Dla Filipa Ivanovskiego (23 l.) to był znakomity, ale... bardzo bolesny mecz. Strzelił bramkę, zaliczył asystę i został skopany przez Tomasza Hajtę (36 l.). Obrońca Górnika brutalnie nadepnął Macedończyka, gdy ten zwijał się z bólu na murawie.
Piłkarze z Zabrza przez całe spotkanie polowali na nogi bramkostrzelnego napastnika. Wreszcie w 72. minucie meczu Hajto przypomniał kibicom, kto jest największym brutalem ekstraklasy. "Gianni" najpierw szarpał się z Ivanovskim, a gdy ten padł na murawę, wymierzył mu kopniaka, za co dostał czerwoną kartkę.
- Hajto mocno nadepnął mi na udo, kiedy leżałem na murawie. Nie wiem, dlaczego tak się zachował, a sędzia postąpił właściwie, wyrzucając go z boiska - uważa macedoński snajper, dzięki któremu "Czarne Koszule" wygrały 2:0.

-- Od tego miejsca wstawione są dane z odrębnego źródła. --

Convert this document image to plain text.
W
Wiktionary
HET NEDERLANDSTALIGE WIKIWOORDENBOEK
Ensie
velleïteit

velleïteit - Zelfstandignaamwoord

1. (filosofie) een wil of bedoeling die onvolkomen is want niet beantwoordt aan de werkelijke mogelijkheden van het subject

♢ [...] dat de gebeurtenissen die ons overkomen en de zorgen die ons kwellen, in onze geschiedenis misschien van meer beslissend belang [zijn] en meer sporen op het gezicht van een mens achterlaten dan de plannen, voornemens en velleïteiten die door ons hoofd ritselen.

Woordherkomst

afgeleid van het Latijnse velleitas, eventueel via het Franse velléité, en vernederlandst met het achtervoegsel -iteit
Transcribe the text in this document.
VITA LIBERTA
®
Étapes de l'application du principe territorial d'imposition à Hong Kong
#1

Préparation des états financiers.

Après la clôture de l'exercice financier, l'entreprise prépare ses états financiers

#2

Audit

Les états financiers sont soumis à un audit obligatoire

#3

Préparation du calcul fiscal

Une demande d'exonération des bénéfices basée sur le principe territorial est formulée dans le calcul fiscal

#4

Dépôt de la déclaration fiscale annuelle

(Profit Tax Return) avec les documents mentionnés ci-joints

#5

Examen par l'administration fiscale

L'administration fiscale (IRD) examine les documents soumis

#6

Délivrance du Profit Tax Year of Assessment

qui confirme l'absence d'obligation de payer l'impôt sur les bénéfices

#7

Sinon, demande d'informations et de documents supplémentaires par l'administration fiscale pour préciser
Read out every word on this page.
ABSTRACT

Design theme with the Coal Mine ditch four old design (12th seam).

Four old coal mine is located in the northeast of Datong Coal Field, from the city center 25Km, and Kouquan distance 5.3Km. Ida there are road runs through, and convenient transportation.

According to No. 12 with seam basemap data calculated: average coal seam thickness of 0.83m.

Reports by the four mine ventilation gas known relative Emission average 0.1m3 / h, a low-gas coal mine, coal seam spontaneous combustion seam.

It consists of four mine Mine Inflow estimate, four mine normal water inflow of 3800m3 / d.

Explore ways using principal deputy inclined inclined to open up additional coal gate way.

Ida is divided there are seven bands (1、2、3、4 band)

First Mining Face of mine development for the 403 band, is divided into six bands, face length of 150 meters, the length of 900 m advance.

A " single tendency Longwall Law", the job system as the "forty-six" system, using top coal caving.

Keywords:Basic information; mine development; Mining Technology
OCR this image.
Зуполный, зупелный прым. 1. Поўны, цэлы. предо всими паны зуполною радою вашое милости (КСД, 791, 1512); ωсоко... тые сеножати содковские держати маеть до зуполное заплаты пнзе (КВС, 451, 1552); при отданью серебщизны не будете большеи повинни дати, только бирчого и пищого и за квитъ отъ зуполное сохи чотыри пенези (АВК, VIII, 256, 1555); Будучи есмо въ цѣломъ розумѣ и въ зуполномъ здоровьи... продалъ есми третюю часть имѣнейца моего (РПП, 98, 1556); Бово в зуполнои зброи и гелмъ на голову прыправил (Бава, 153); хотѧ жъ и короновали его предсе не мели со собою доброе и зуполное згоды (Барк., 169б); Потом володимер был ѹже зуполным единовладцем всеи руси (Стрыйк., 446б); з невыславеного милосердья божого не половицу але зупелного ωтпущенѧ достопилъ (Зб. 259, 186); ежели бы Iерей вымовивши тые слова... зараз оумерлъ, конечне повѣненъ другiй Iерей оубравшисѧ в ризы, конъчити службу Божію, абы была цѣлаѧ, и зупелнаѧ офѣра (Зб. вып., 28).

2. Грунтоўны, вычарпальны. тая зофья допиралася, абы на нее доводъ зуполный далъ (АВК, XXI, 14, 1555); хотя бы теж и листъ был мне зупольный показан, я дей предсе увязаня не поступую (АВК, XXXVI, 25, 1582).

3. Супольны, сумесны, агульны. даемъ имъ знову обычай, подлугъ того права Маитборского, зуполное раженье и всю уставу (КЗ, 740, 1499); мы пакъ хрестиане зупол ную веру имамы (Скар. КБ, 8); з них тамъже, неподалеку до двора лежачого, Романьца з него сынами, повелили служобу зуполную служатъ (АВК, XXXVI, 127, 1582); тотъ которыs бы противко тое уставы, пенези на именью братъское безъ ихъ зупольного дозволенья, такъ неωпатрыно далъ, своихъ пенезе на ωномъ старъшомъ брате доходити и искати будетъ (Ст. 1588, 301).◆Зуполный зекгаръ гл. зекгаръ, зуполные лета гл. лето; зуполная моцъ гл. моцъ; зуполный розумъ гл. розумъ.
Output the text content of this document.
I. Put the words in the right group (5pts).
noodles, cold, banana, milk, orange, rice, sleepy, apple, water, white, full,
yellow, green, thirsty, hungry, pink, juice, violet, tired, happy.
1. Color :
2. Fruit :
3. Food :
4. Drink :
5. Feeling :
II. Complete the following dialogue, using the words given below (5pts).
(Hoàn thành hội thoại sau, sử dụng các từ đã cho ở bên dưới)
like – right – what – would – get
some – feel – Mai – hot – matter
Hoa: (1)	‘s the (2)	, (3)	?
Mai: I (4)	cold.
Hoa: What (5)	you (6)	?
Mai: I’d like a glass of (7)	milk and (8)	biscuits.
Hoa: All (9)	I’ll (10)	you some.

Były reprezentant Polski po raz kolejny wyleciał z boiska po bezmyślnym i brutalnym faulu. 9 listopada dostał "czerwień" w meczu z Odrą. Wtedy nie przyznał się do winy. Tym razem było identycznie.
- Zobaczcie sobie na powtórkach, czy to była dobra decyzja - przekonywał dziennikarzy. - Po meczu w pokoju sędziów pan obserwator powiedział mi, że powinienem świecić na boisku przykładem. To ja go zapytałem, co gorszy przykład daje - moja czerwona kartka czy 150 podejrzanych osób we Wrocławiu.
I Hajtę, i pozostałych piłkarzy zabrzańskiego klubu ostro skrytykował trener Henryk Kasperczak, który po spotkaniu nie przebierał w słowach. I nic dziwnego. To już dziesiąta porażka Górnika w tym sezonie.
- Tomek postąpił po prostu głupio - stwierdził Kasperczak. - W trudnej sytuacji poważnie osłabił zespół. O samobóju Smirnovsa nawet nie mówię, bo to poważny indywidualny błąd. Z naszą grą jest jak z kuponem totolotka. Jeśli trafi się szóstkę, to wszystko idzie jak z płatka. Gorzej, gdy się przegra. Wtedy trzeba próbować dalej, a nie zawsze wszystko wychodzi tak, jak się chce. Zimą w drużynie będą duże zmiany, to oczywiste.